From the November crime report: Murder trial, police officer shot, rape charges series
Heyburn Police Department

The Heyburn Police Department on Thursday, Oct. 28, 2021.

HEYBURN — Heyburn Police Chief Dan Bristol remains on paid leave after a Heyburn City Council meeting late Wednesday.

After an hour-long executive session, the Heyburn City Council returned to an open meeting and made no decisions. Executive sessions are closed to the public, but any formal action decided on in the meeting must be made publicly.

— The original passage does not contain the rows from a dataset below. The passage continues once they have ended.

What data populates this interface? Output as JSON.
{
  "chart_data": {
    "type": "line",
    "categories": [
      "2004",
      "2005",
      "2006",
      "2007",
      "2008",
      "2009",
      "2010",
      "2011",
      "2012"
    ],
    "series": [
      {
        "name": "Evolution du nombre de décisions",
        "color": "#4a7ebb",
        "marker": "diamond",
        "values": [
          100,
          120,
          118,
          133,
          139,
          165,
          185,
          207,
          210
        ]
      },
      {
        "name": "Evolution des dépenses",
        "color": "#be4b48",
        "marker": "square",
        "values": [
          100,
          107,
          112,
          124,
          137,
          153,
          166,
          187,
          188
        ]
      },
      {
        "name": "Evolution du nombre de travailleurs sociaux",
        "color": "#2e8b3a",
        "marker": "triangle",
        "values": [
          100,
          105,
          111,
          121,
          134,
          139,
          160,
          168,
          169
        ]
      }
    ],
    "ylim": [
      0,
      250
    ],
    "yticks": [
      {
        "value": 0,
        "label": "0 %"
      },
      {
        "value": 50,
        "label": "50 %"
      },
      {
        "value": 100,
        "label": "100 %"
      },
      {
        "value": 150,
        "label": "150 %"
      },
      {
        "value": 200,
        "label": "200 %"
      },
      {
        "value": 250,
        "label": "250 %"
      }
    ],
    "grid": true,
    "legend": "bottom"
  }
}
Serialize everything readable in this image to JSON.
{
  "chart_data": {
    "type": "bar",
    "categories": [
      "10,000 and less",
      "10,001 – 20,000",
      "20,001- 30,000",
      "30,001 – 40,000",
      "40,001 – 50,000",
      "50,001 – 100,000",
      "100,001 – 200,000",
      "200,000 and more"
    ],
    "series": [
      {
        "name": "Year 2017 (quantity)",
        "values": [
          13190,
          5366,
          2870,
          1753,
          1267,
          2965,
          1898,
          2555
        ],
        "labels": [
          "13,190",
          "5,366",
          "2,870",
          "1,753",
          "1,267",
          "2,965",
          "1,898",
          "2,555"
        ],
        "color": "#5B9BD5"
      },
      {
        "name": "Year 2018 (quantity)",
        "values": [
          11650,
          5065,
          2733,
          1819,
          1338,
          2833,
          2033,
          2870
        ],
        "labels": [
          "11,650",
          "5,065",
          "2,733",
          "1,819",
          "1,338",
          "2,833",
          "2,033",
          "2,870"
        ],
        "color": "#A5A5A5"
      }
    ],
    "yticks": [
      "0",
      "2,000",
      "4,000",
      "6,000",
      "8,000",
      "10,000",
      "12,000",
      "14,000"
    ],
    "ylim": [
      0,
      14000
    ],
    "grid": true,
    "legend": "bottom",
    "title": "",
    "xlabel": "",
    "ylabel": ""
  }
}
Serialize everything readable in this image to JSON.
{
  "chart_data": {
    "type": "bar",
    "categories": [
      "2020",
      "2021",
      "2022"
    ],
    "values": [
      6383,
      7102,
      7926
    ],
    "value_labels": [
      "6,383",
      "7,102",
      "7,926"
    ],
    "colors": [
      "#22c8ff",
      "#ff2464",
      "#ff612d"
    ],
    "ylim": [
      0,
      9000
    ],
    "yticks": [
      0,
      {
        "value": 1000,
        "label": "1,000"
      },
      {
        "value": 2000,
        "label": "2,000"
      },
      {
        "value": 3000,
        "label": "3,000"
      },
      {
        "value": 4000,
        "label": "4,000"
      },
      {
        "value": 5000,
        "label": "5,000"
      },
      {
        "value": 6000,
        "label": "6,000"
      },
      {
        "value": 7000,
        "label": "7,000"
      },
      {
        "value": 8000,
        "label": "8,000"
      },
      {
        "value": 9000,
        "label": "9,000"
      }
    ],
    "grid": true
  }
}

The council entered the closed-door meeting under the rule that allows them to consider the evaluation, dismissal or disciplining of or to hear complaints or charges brought against a public officer, employee, staff member or individual agent, or public school student.

After the meeting, Heyburn Mayor Dick Galbraith told the Times-News that Bristol, who has been on paid administrative leave since March, remains on leave. Bristol was investigated by Idaho State Police following accusations of changing time cards and altering police reports, among other allegations.

The decision on how to fill the top police department leadership role moving forward rests on Galbraith’s shoulders.

Heyburn’s police chief is appointed by the mayor. Three of four council members must then approve the appointment.

“I have the confidence of the council members,” Galbraith said. “They support me.”

All the possible actions the city can take in the matter were also submitted to the Idaho Counties Risk Management Program for approval, he said.

Police chiefs are city employees, not public officials like elected sheriffs.

“This is a weighty decision and not one I’m taking lightly,” Galbraith said. “Someone’s livelihood is in my hands. I’m still weighing this decision.”

Galbraith has spoken with all the officers except one who is out on medical leave about the leadership issue.

Galbraith intends to make a decision next week.

Bristol underwent an investigation by the Idaho State Police for accusations that he altered 193 employee time cards without employee consent to deny them overtime pay, destroyed his own personnel files, bragged about failing drug tests and altered officers’ reports to increase or diminish charges.

The ISP report was submitted to the Twin Falls County prosecutor’s office for possible criminal charges. No criminal charges were filed.

Bristol maintained his innocence and previously told the Times-News that he had faith the judicial system would work.